After an unceremonious exit from China in 2010, Google looks to expand its opportunities with a new Play mobile-app store. The plans remain tentative until it can complete a few steps to appease the Chinese government, leaving the possibility uncertain.
According to a Google Asia representative, China is an active market for Android apps but the lack of a centralized presence makes it difficult to distribute them. Moving an app store into China offers developers an efficient means to distribute their games and apps.
Google left China in 2010 due to cyber-attacks on Gmail users and government censorship of search results. Without its influence, China is virtually a Wild West market of android apps with several providers and many dangers to intellectual property rights. Developers hire teams of experts to manage connections with the multiple stores and they must remain vigilant of any copyright or patent violations.

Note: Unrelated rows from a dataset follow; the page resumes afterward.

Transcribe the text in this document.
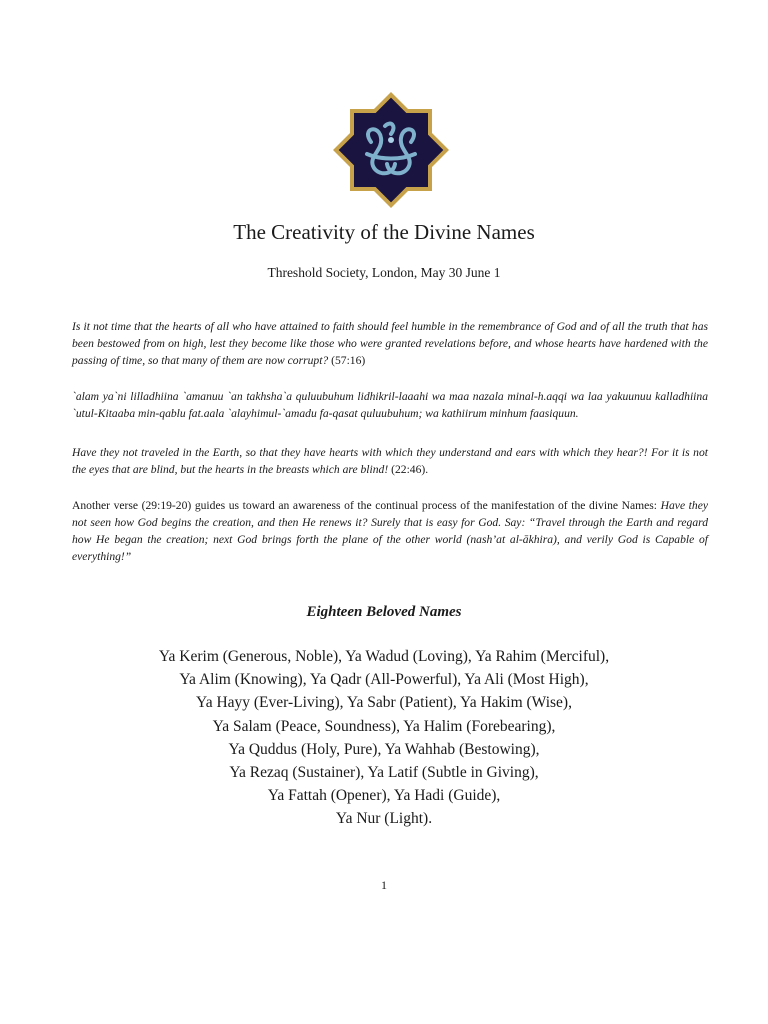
The Creativity of the Divine Names
Threshold Society, London, May 30 June 1
Is it not time that the hearts of all who have attained to faith should feel humble in the remembrance of God and of all the truth that has been bestowed from on high, lest they become like those who were granted revelations before, and whose hearts have hardened with the passing of time, so that many of them are now corrupt? (57:16)
`alam ya`ni lilladhiina `amanuu `an takhsha`a quluubuhum lidhikril-laaahi wa maa nazala minal-h.aqqi wa laa yakuunuu kalladhiina `utul-Kitaaba min-qablu fat.aala `alayhimul-`amadu fa-qasat quluubuhum; wa kathiirum minhum faasiquun.
Have they not traveled in the Earth, so that they have hearts with which they understand and ears with which they hear?! For it is not the eyes that are blind, but the hearts in the breasts which are blind! (22:46).
Another verse (29:19-20) guides us toward an awareness of the continual process of the manifestation of the divine Names: Have they not seen how God begins the creation, and then He renews it? Surely that is easy for God. Say: “Travel through the Earth and regard how He began the creation; next God brings forth the plane of the other world (nash’at al-ākhira), and verily God is Capable of everything!”
Eighteen Beloved Names
Ya Kerim (Generous, Noble), Ya Wadud (Loving), Ya Rahim (Merciful),
Ya Alim (Knowing), Ya Qadr (All-Powerful), Ya Ali (Most High),
Ya Hayy (Ever-Living), Ya Sabr (Patient), Ya Hakim (Wise),
Ya Salam (Peace, Soundness), Ya Halim (Forebearing),
Ya Quddus (Holy, Pure), Ya Wahhab (Bestowing),
Ya Rezaq (Sustainer), Ya Latif (Subtle in Giving),
Ya Fattah (Opener), Ya Hadi (Guide),
Ya Nur (Light).
1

Developers based in China can only earn money on Google Play apps through one of the third-party providers. If they wish to deal with that platform directly, they require an account registered overseas to access the services that are blocked on the mainland. The Chinese version of the Play Store will likely offer order to the chaos of the Chinese app scene.
In the U.S., there are two dominant app stores, including the Play Store, making it an efficient market for app developers to track their products and sell them to consumers. Google looks to create the same situation for China and its developers by expanding this opportunity to them while producing more profit for itself.
China is the largest smart phone market in the world, based on shipments of devices. Google’s Android system powers the majority of those phones but it does not profit because its apps are not officially available. The China-based Play Store would close this gap by allowing the company to keep a percentage of sales by developers. This is the fastest growing sector of its business and makes up 50 percent of its growth and profit.
Google’s plans face stiff competition with several major players already established in China. Stores in China are currently run by Qihoo 360 Technology Co., Baidu Inc., and Tencent Holdings, Ltd.
Google will likely require a Chinese partner familiar with the hosting sites throughout the country and necessary procedures for market entry, maintenance, and adhering to government regulations. The partner would also help create separate user identification systems and payment platforms. Revenues from the new store would be split with this partner.
Working on this plan with a mainland partner will likely help avoid previous issues with censorship. The Chinese government is more likely to allow Google to run an operation within its borders if it can present with a suitable Chinese partner who is already authorized to do business. Allegedly, Google approached Huawei and ZTE to help provide some of these services although neither will confirm these discussions.
Most Google services remain blocked by the Chinese government, so while it looks to expand opportunities in this large Android market, its efforts may not materialize in the near future, if at all. Negotiations started with officials but a launch date for the new Play Store remains uncertain.